Cannes fare typically veers from heady and provocative (like last year's Tree of Life) to huge and commercial (a slot filled most ostentatiously this year by Madagascar 3). Rarely, though, does one find a little comedy that could. But with The Sapphires, which premiered out of competition Saturday night to a standing ovation and dancing in the aisles, Harvey Weinstein may very well have a new Full Monty — that is, a crowd-pleasing comedy about underdogs coming into their own through performance (though without the naked men).

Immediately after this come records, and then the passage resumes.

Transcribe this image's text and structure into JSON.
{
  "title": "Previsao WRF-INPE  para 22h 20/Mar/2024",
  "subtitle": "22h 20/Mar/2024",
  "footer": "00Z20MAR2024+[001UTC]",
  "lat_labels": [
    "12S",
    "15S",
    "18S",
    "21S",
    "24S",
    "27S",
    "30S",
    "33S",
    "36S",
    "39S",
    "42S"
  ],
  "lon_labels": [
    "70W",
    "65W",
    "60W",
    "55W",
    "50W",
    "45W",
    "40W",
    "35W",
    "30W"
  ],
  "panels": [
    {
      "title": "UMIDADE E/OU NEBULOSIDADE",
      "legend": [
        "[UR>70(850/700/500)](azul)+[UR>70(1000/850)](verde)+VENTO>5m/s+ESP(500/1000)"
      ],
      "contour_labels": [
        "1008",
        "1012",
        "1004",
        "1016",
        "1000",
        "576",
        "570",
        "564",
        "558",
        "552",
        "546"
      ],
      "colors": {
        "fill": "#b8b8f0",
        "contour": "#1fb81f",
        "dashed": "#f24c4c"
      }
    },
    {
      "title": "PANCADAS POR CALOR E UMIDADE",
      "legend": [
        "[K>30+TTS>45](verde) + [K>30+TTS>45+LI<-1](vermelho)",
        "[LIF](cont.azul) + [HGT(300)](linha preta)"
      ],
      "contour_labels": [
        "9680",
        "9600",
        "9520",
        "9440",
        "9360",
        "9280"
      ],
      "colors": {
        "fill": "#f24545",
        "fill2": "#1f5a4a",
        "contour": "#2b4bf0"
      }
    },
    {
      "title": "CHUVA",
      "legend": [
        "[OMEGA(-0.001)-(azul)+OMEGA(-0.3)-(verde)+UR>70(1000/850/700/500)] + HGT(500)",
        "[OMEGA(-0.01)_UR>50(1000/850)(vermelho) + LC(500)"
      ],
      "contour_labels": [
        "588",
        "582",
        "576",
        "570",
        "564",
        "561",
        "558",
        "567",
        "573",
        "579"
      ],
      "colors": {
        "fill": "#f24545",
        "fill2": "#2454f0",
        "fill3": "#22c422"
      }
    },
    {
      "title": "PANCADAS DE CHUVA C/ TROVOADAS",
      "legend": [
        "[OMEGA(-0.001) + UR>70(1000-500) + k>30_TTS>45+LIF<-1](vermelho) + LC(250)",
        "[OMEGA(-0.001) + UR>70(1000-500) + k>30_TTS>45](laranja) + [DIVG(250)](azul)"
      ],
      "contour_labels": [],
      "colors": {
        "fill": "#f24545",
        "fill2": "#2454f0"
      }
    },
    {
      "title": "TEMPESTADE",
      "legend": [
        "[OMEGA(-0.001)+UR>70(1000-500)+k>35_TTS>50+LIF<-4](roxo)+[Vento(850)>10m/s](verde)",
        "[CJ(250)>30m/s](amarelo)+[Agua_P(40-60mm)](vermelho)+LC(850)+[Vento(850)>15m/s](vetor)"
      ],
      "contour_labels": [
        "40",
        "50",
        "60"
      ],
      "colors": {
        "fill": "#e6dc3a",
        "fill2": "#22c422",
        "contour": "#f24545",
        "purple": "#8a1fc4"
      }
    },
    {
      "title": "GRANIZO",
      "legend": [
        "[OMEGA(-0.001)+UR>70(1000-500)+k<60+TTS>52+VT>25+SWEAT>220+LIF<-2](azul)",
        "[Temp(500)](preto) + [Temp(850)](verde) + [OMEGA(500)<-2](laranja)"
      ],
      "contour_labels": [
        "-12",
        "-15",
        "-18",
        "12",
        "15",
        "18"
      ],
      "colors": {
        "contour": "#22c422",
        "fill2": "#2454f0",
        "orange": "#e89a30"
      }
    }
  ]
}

Set in 1968 and starring a cast of mostly unknowns, save for Chris O'Dowd from Bridesmaids, this is the tale of four Aboriginal sisters and cousins who form an all-girl singing group and wind up leaving the Australian outback to entertain the troops in Vietnam. Basically, it's Dreamgirls minus the star power and serious tone, though it does touch on the Vietnam War and Australia's history of racial discrimination against Aborigines. It was helmed by Aboriginal actor-writer-director Wayne Blair*, and one of the girls, Julie Mauboy, was the runner-up in the 2006 Australian Idol series.

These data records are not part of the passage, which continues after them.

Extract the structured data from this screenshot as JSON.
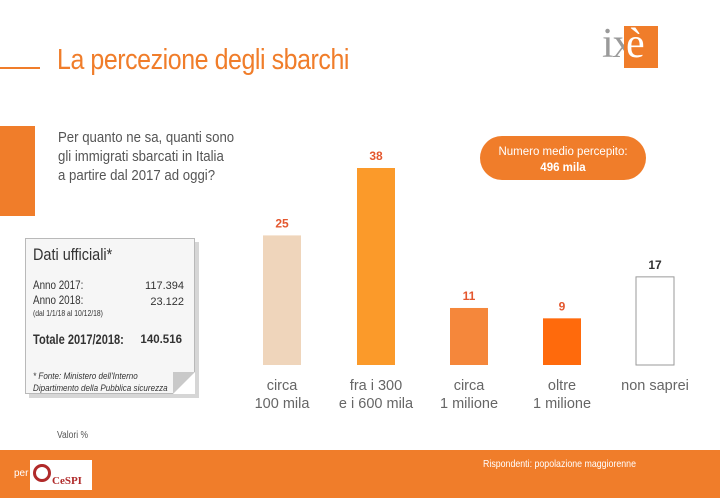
{
  "title": "La percezione degli sbarchi",
  "logo": {
    "text": "ix",
    "accent": "è"
  },
  "question": [
    "Per quanto ne sa, quanti sono",
    "gli immigrati sbarcati in Italia",
    "a partire dal 2017 ad oggi?"
  ],
  "average": {
    "label": "Numero medio percepito:",
    "value": "496 mila"
  },
  "official": {
    "title": "Dati ufficiali*",
    "rows": [
      {
        "label": "Anno 2017:",
        "value": "117.394"
      },
      {
        "label": "Anno 2018:",
        "value": "23.122"
      }
    ],
    "range_note": "(dal 1/1/18 al 10/12/18)",
    "total_label": "Totale 2017/2018:",
    "total_value": "140.516",
    "source": [
      "* Fonte: Ministero dell'Interno",
      "Dipartimento della Pubblica sicurezza"
    ]
  },
  "chart_data": {
    "type": "bar",
    "categories": [
      [
        "circa",
        "100 mila"
      ],
      [
        "fra i 300",
        "e i 600 mila"
      ],
      [
        "circa",
        "1 milione"
      ],
      [
        "oltre",
        "1 milione"
      ],
      [
        "non saprei"
      ]
    ],
    "values": [
      25,
      38,
      11,
      9,
      17
    ],
    "labels": [
      "25",
      "38",
      "11",
      "9",
      "17"
    ],
    "colors": [
      "#efd5bb",
      "#fb9a2a",
      "#f5873b",
      "#ff6a0c",
      "#ffffff"
    ],
    "label_color": "#e4572e",
    "unit_note": "Valori %"
  },
  "footer": {
    "per": "per",
    "partner": "CeSPI",
    "respondents": "Rispondenti: popolazione maggiorenne"
  },
  "colors": {
    "accent": "#f07d2a"
  }
}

After the premiere, Vulture buddy Steve Zeitchik of the Los Angeles Times tweeted: "Harvey Weinstein just grabbed my arm and said: 'Have you seen The Sapphires? The Artist just happened again." The next night, we saw Weinstein himself at the movie's official celebratory party on the roof of the JW Marriott, where Chris O'Dowd was performing "Sugar Pie Honey Bunch" (excerpted below) with his co-stars. (Weinstein actually shook his shoulders slightly to the music! We saw it with our own eyes.) "I'm having such fun with this movie," Weinstein told us. "It's fun!" But what about that tweet? Did he really say he thought The Sapphires was the next The Artist? "NO!" he bellowed over the music. "Some idiot at the ... no, no, no. It got a reception the size of ... It was a big reception for a long time. It was amazing. But no, I never said that. It was a misquote. It's its own thing. I really like these people, and it's a good story to tell."
Even if it won't be the next The Artist, the film is a potential breakout hit, and Weinstein can certainly crow about all the money he's going to make. The movie mogul acquired The Sapphires just before the festival, and already he's thrown a brunch for the cast and crew, hosted them for cocktails before the premiere, and put together that soul-drenched big bash with O'Dowd singing lead. Weinstein has been so hands-on, Blight said, that he gave the film's team a detailed, instructional pep talk before entering the Grand Théâtre Lumière for the first screening.
"It's sort of like Henry V: Once more into the breach, dear friends. I don't think he does that that much," Blight said, then began the best nasal-y Weinstein imitation we've ever heard. "He was like, 'Wayne, guys, I love your film. We've got a hit film here. We've got to take our time, you've got the reception tonight. Wayne, when you walk in tonight, Thierry [Frémaux, the Delegate General] will meet you, Christian [another delegate] will meet you. You gotta shake their hands. You gotta have a tie on. You gotta have total respect for this place. They'll walk you in. You're the director, you're the auteur, Wayne. You walk in, you get a seat, Wayne, just take it in your stride. At the end, if you have a standing ovation, you have to stand up. Please do not sit down, Wayne."
* The original post misidentified the director.